En sueur, je me relevai. Ces souvenirs m’étaient revenus d’un coup, comme un boomerang. La violence qu’ils dégageaient avaient été telle que je m’étais effondré. Mes joues étaient humide, j’avais pleuré, un peu. Mais brusquement, quelque chose de plus fort naquit en moi. Une rage sourde, celle-là même qui m’avait permis de dépecer un Weevil, il y a si longtemps. A l’époque, cela m’avait pratiquement brisé, de découvrir les ténèbres de mon cœur. Cette fois, en revanche, je l’accueillis avec plaisir. Ils avaient osés me tuer. Pire, ils avaient osés me traquer comme un bête et m’achever comme tel. Les Toclafanes. Tremblant de rage, je scrutai le ciel. J’allais les massacrer. Comme pour me soutenir, un violent éclair s’abattit, à proximité. J’avais rechargé mes armes, pris des recharges et nettoyer les lames de mon couteau et de mon sabre. Un sourire cruel se fixa sur mon visage. Rapidement, je remontai sur l’arbre. Arrivé sur a cime, je pris appui de toutes mes forces et m’élançai dans le ciel. Sous la force de ma cyberjambe, l’arbre craqua fortement, avant de s’effondrer. Je vis une des sphères s’immobiliser. Regardait-elle dans ma direction ? Elle se précipita sur moi, j’en déduisis que oui. Le toclafane tira plusieurs coups de laser.
Pris de court, je les déviai tant bien que mal avec mon sabre, par effet de réflexion. Petit inconvénient, je venais de signaler ma position à tous les ennemis des environs. Non content de devoir en exploser un, j’en avais à présent plus de vingt qui me collaient aux basques et qui me tiraient comme un lapin. En me contorsionnant dans tous les sens, je parvins à éviter les tirs que je ne pouvais dévier, mais un autre problème me titillait. Je venais de sauter à plusieurs centaines de mètres de haut, alors comment allais-je faire pour redescendre sans m’écraser ? Comme pour me presser de répondre, mon saut s’estompa, laissant place à la chute. Hilares, les toclafanes avaient cessés de me tirer dessus pour mieux revenir à la charge. Des shpères dépassaient désormais de nombreuses lames. Pas question d’en percuter ne serait-ce qu’une seule. Les toclafanes me chargèrent.
Mû par un instinct profond, je pris appui de ma cyberjambe sur la sphère la plus proche, avant de m’éjecter plus loin. Plusieurs toclafanes se percutèrent, produisant de grandes étincelles, mais ne subirent aucun dommage. Voyant un mouvement du coin de l’œil, je frappai de toutes mes forces avec mon sabre.

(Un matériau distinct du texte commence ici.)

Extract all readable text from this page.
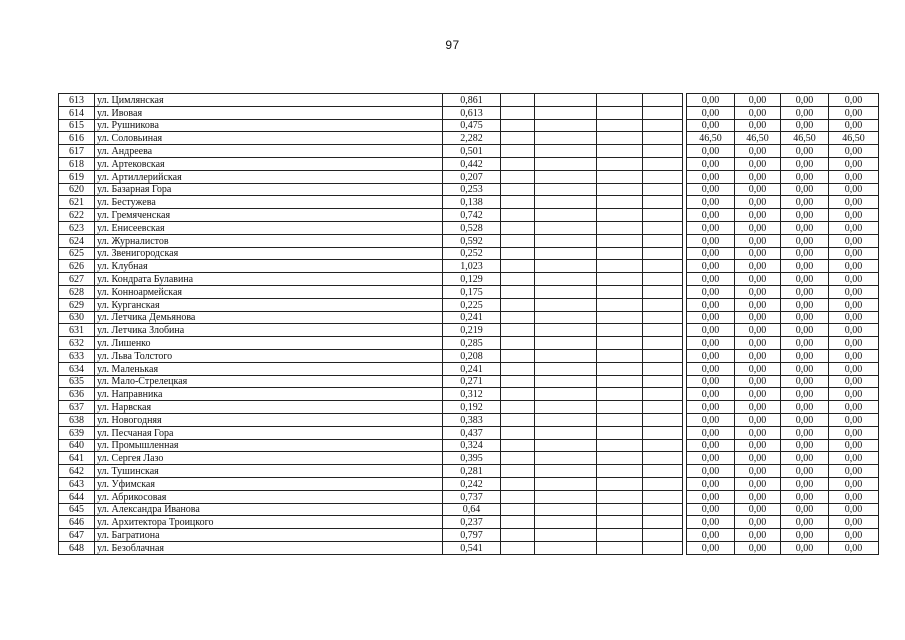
97
613	ул. Цимлянская	0,861						0,00	0,00	0,00	0,00
614	ул. Ивовая	0,613						0,00	0,00	0,00	0,00
615	ул. Рушникова	0,475						0,00	0,00	0,00	0,00
616	ул. Соловьиная	2,282						46,50	46,50	46,50	46,50
617	ул. Андреева	0,501						0,00	0,00	0,00	0,00
618	ул. Артековская	0,442						0,00	0,00	0,00	0,00
619	ул. Артиллерийская	0,207						0,00	0,00	0,00	0,00
620	ул. Базарная Гора	0,253						0,00	0,00	0,00	0,00
621	ул. Бестужева	0,138						0,00	0,00	0,00	0,00
622	ул. Гремяченская	0,742						0,00	0,00	0,00	0,00
623	ул. Енисеевская	0,528						0,00	0,00	0,00	0,00
624	ул. Журналистов	0,592						0,00	0,00	0,00	0,00
625	ул. Звенигородская	0,252						0,00	0,00	0,00	0,00
626	ул. Клубная	1,023						0,00	0,00	0,00	0,00
627	ул. Кондрата Булавина	0,129						0,00	0,00	0,00	0,00
628	ул. Конноармейская	0,175						0,00	0,00	0,00	0,00
629	ул. Курганская	0,225						0,00	0,00	0,00	0,00
630	ул. Летчика Демьянова	0,241						0,00	0,00	0,00	0,00
631	ул. Летчика Злобина	0,219						0,00	0,00	0,00	0,00
632	ул. Лишенко	0,285						0,00	0,00	0,00	0,00
633	ул. Льва Толстого	0,208						0,00	0,00	0,00	0,00
634	ул. Маленькая	0,241						0,00	0,00	0,00	0,00
635	ул. Мало-Стрелецкая	0,271						0,00	0,00	0,00	0,00
636	ул. Направника	0,312						0,00	0,00	0,00	0,00
637	ул. Нарвская	0,192						0,00	0,00	0,00	0,00
638	ул. Новогодняя	0,383						0,00	0,00	0,00	0,00
639	ул. Песчаная Гора	0,437						0,00	0,00	0,00	0,00
640	ул. Промышленная	0,324						0,00	0,00	0,00	0,00
641	ул. Сергея Лазо	0,395						0,00	0,00	0,00	0,00
642	ул. Тушинская	0,281						0,00	0,00	0,00	0,00
643	ул. Уфимская	0,242						0,00	0,00	0,00	0,00
644	ул. Абрикосовая	0,737						0,00	0,00	0,00	0,00
645	ул. Александра Иванова	0,64						0,00	0,00	0,00	0,00
646	ул. Архитектора Троицкого	0,237						0,00	0,00	0,00	0,00
647	ул. Багратиона	0,797						0,00	0,00	0,00	0,00
648	ул. Безоблачная	0,541						0,00	0,00	0,00	0,00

La lame percuta un des sphères, mais eut pour seul effet de repousser l’ennemi. Il rigola derechef :

- Tu ne nous auras pas comme ça ! Déclara-t-il. Seule la foudre peut nous abattre, mais nous sommes trop perfectionnés pour nous faire toucher.
- Tu m’en diras tant…

Dans une reprise de volley, je frappai le toclafane avec ma cyberjambe. Le coup le projeta contre une autre sphère, mais cela ne les endommagea nullement. Je pestai, cela allait s’avérer quelque peu compliqué. Un violent grondement dans le ciel me tira de mes réflexions. Dans ma chute, je regardai au dessus de moi, avant de sourire. Je pouvais faire ça, évidemment. C’était fou, insensé et légèrement suicidaire. Lorsque le toclafane s’approcha de nouveau, je me servis une nouvelle fois de lui comme d’un marchepied pour me propulser dans les nuages. L’air vibrait, épais et capricieux qu’il était à ce moment-là. Je vis zébrer plusieurs éclairs autour de moi. Levant à deux mains mon sabre, je laissai la foudre frapper, encore et encore. Je ne m’arrêtai que lorsque ma chute me fit sortir des nuages. Mon corps, sous la tension électrique qu’il hébergeait, tremblait violemment. J’évitais habilement les tirs des lasers toclafanes. Pas question de me faire toucher avant d’en avoir descendu un. Je le vis s’approcher, riant à en perdre haleine (si il en était capable). Le toclafane se précipita sur moi, toutes lames dehors. Il n’y eu pas d’échange de coups.
Dès lors qu’il fut à ma portée, je frappai avec ce qu’il me restait de force. L’impact produisit une unique étincelle, et la foudre, jusqu’alors sotckée dans mon corps, s’abbatit avec puissance sur le toclafane, détruisant tous ses systèmes. Malheureusement pour moi, bien que mon corps fût entrainé à supporter l’énergie électrique, l’effort paralysa mon corps. Je vis donc, impuissant, la sphère morte poursuivre son chemin et perforer mon corps en traversant l’estomac. Je crachai du sang à plusieurs reprises. Les autres toclafanes ne s’approchaient plus de moi, craignant que la foudre ne frappe à nouveau. Ce fut donc ainsi, le corps paralysé et avec un trou dans l’estomac, que ma chute vers le sol se poursuivit. Deux cent mètres. Cent mètres. Cinquante mètres. Les branches des arbres me fouettèrent violement ce qu’il restait de mon corps, me donnant l’impression que ma peau était arrachée, centimètre par centimètre. Puis, il y eut un grand bruit, le monde cessa de bouger, ma colonne vertébrale se brisa, et ce fut le trou noir.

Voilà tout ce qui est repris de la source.